In 2003 China and India had 100 million Internet users. Today that number is 350 million. In most African countries the number of Internet users has tripled or quadrupled in the past five years. In 2004, two in 10 households in the developing world had a mobile phone subscription while today it is five in 10. In 2004 the social networking site Facebook was only used by Harvard students and now it has over 300 million active users. In 2004 YouTube did not exist, but now it gets 1 billion views a day.
So has any of this made a significant contribution to accelerating development? This is a fascinating research agenda, but so far I have not seen a centre of gravity emerge in the field, nor have I seen too much that is based on data from a wide range of contexts.
This lack of evidence became apparent when I tried to write this blog. I wanted to test the assertions in the Foreign Policy article "Think Again: The Internet".
The article by Evgeny Morozov generates a number of propositions (some very straw man-like) which he then demolishes one by one. Here are some of them, with his verdict in parentheses:
1. The Internet has been a force for good ("sadly enough a networked world is not inherently a more just world")
2. Twitter will undermine dictators ("does more information really translate into more power to right wrongs?")
3. The Internet makes governments more accountable ("It's political will, not more information that is still too often missing")
4. The Internet boosts political participation (in the US "both tuning in and tuning out of political discourse have never been easier")
5. The Internet brings us closer together ("The age of the splinternet beckons")

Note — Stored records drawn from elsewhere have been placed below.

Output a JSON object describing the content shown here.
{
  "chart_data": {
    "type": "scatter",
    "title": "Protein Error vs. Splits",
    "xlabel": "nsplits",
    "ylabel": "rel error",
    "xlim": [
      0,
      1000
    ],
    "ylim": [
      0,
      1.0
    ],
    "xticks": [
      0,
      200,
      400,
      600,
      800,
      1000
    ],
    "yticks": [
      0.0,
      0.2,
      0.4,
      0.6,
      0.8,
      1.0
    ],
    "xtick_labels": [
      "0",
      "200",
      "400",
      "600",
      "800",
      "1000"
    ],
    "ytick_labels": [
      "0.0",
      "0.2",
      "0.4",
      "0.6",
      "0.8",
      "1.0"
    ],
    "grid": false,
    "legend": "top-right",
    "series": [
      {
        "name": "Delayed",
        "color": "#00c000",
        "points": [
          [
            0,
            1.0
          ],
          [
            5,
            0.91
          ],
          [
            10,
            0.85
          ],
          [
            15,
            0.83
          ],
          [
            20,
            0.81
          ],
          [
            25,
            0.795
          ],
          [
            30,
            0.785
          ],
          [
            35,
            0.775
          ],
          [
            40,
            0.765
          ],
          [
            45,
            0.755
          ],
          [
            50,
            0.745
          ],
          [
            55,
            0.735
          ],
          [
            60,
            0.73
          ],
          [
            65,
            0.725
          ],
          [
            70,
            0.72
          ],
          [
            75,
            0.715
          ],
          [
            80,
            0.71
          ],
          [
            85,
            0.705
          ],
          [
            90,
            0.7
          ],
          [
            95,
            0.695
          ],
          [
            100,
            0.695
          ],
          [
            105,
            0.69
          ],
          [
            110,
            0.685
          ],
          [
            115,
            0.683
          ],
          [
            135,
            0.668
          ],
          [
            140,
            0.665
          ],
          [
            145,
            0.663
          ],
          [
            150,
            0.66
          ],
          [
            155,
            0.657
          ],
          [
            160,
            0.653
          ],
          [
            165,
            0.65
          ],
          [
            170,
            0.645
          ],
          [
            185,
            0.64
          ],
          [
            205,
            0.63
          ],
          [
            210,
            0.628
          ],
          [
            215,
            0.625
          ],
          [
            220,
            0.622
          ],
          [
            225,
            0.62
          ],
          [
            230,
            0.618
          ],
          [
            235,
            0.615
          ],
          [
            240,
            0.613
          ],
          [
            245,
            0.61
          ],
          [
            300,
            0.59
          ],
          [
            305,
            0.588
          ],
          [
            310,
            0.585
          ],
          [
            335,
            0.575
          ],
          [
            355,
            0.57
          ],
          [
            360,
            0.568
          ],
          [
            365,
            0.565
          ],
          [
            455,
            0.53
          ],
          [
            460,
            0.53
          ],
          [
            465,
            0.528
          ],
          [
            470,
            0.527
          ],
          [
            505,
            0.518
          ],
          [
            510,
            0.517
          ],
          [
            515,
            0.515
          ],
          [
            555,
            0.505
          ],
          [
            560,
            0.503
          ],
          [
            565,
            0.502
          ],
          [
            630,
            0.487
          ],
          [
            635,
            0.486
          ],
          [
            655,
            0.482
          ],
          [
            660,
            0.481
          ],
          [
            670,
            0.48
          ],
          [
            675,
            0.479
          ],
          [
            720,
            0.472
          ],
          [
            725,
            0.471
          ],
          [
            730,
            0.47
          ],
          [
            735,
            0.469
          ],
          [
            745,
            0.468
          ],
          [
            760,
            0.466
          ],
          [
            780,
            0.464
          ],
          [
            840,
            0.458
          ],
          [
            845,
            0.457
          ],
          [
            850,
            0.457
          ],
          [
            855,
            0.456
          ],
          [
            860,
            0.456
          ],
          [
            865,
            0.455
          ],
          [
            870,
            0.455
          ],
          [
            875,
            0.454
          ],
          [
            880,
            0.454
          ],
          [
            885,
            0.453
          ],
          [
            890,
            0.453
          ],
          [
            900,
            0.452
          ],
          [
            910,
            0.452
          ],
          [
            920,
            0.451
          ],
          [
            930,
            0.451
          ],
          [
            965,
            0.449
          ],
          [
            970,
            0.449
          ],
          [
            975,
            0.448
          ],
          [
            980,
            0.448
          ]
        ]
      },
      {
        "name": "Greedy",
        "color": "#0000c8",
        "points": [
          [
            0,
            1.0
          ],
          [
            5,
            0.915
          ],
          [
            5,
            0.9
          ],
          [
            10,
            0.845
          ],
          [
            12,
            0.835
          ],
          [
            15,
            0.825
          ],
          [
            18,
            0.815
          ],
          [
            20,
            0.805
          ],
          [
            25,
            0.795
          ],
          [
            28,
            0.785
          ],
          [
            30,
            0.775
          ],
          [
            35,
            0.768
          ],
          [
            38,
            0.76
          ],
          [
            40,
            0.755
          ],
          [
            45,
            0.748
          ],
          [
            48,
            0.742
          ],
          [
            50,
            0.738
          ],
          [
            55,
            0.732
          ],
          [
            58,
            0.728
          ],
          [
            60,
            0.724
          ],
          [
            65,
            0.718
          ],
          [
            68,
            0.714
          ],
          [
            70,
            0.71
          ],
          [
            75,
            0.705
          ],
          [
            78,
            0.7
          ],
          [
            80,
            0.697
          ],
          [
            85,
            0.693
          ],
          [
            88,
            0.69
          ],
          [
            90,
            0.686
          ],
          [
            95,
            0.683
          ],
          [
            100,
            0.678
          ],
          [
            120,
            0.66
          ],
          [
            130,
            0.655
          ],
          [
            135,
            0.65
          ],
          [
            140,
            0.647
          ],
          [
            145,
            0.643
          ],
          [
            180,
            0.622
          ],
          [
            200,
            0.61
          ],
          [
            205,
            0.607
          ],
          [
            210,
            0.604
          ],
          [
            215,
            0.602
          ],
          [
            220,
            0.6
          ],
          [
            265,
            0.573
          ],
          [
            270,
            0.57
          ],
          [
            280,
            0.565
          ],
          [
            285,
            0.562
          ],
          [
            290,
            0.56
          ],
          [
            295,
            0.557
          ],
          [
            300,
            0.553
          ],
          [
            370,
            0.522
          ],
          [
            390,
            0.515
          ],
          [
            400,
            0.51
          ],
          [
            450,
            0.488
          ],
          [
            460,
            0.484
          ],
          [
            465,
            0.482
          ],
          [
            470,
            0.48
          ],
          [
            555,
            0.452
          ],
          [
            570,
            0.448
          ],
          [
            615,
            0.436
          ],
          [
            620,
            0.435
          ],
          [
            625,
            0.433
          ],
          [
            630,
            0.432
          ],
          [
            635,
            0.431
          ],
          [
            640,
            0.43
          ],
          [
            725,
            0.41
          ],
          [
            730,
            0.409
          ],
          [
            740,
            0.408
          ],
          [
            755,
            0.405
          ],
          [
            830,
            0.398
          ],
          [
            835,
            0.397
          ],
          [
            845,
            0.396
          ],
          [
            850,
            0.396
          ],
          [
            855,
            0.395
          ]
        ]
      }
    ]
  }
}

But the evidence base Morozov summons seemed narrow and perhaps vulnerable to more scrutiny, so I had a quick look for alternative sources of evidence. I could not find much.
And yet this is such a vital set of questions. As we know with nearly all new technologies, whether they work to promote poverty reduction and social justice depends on who is doing the prioritising, who has access, who is regulating and who is assessing risk. The STEPS Centre at IDS is a leader on these issues, albeit not on the Internet per se.
One small but important initiative is a roundtable being held on Thursday 27 May at IDS and organised by IDS Fellow Evangelia Berdou entitled "Participation 2.0: Are new, open innovation models for developing solutions for the poor part of the answer to the development crisis?". This is part of a larger IDS initiative called Reimagining Development.